Jakarta(MedanPunya) Harga minyak mentah dunia rebound pada akhir perdagangan Rabu waktu Amerika Serikat (AS), dipengaruhi penurunan persediaan minyak AS dan kekhawatiran pasokan global yang semakin ketat karena terganggunya stok minyak dari Rusia dan Libya.
Harga minyak mentah berjangka Brent naik tipis 65 sen atau 0,6 persen menjadi menetap di level 107,90 dollar AS per barrel.
Sementara harga kontrak berjangka minyak mentah West Texas Intermediate (WTI) bulan depan, yang berakhir pada hari Rabu, naik 1,06 dollar AS atau 1 persen ke level 103,62 dollar AS per barrel.
Peguatan harga minyak dunia didukung prospek pasokan global yang lebih ketat setelah negara-negara Barat memberikan sanksi terhadap Rusia atas invasinya ke Ukraina. Rusia merupakan pengekspor minyak terbesar kedua di dunia dan pemasok utama ke Eropa.
“Dengan perang Ukraina yang meningkat, kemungkinan durasi konflik yang diperpanjang meningkat dan potensi hilangnya pasokan Rusia ke pasar meningkat,” kata Presiden Ritterbusch and Associates Jim Ritterbusch, di Galena, Illinois.
Pasar minyak dunia juga dipengaruhi laporan stok minyak mentah AS yang turun 4,5 juta barrel pada pekan lalu, menurut sumber pasar yang mengutip angka American Petroleum Institute.

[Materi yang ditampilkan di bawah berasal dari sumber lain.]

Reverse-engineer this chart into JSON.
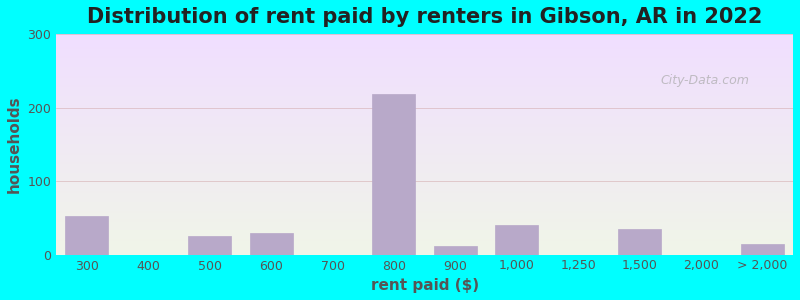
{
  "title": "Distribution of rent paid by renters in Gibson, AR in 2022",
  "xlabel": "rent paid ($)",
  "ylabel": "households",
  "bar_color": "#b8a9c9",
  "bar_edgecolor": "#b8a9c9",
  "background_outer": "#00ffff",
  "background_inner_top": "#f0f5e8",
  "background_inner_bottom": "#e8d5e8",
  "ylim": [
    0,
    300
  ],
  "yticks": [
    0,
    100,
    200,
    300
  ],
  "categories": [
    "300",
    "400",
    "500",
    "600",
    "700",
    "800",
    "900",
    "1,000",
    "1,250",
    "1,500",
    "2,000",
    "> 2,000"
  ],
  "values": [
    52,
    0,
    25,
    30,
    0,
    218,
    12,
    40,
    0,
    35,
    0,
    15
  ],
  "positions": [
    0,
    1,
    2,
    3,
    4,
    5,
    6,
    7,
    8,
    9,
    10,
    11
  ],
  "title_fontsize": 15,
  "axis_label_fontsize": 11,
  "tick_fontsize": 9,
  "title_color": "#222222",
  "axis_label_color": "#555555",
  "tick_color": "#555555",
  "watermark": "City-Data.com"
}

Organisasi Negara-negara Pengekspor Minyak dan sekutunya, yang dikenal OPEC+, memproduksi 1,45 juta barrel per hari (bph). Realisasi itu di bawah target produksi Maret karena mulai menurunnya produksi Rusia setelah sanksi yang diberlakukan oleh Barat.
Sementara di Libya, unjuk rasa terhadap Perdana Menteri Abdul Hamid Dbeibah telah membuat gelombang blokade di ladang minyak utama dan terminal ekspor. Kondisi ini membuat Libya terpaksa menutup produksinya sebesar 550.000 barrel per hari.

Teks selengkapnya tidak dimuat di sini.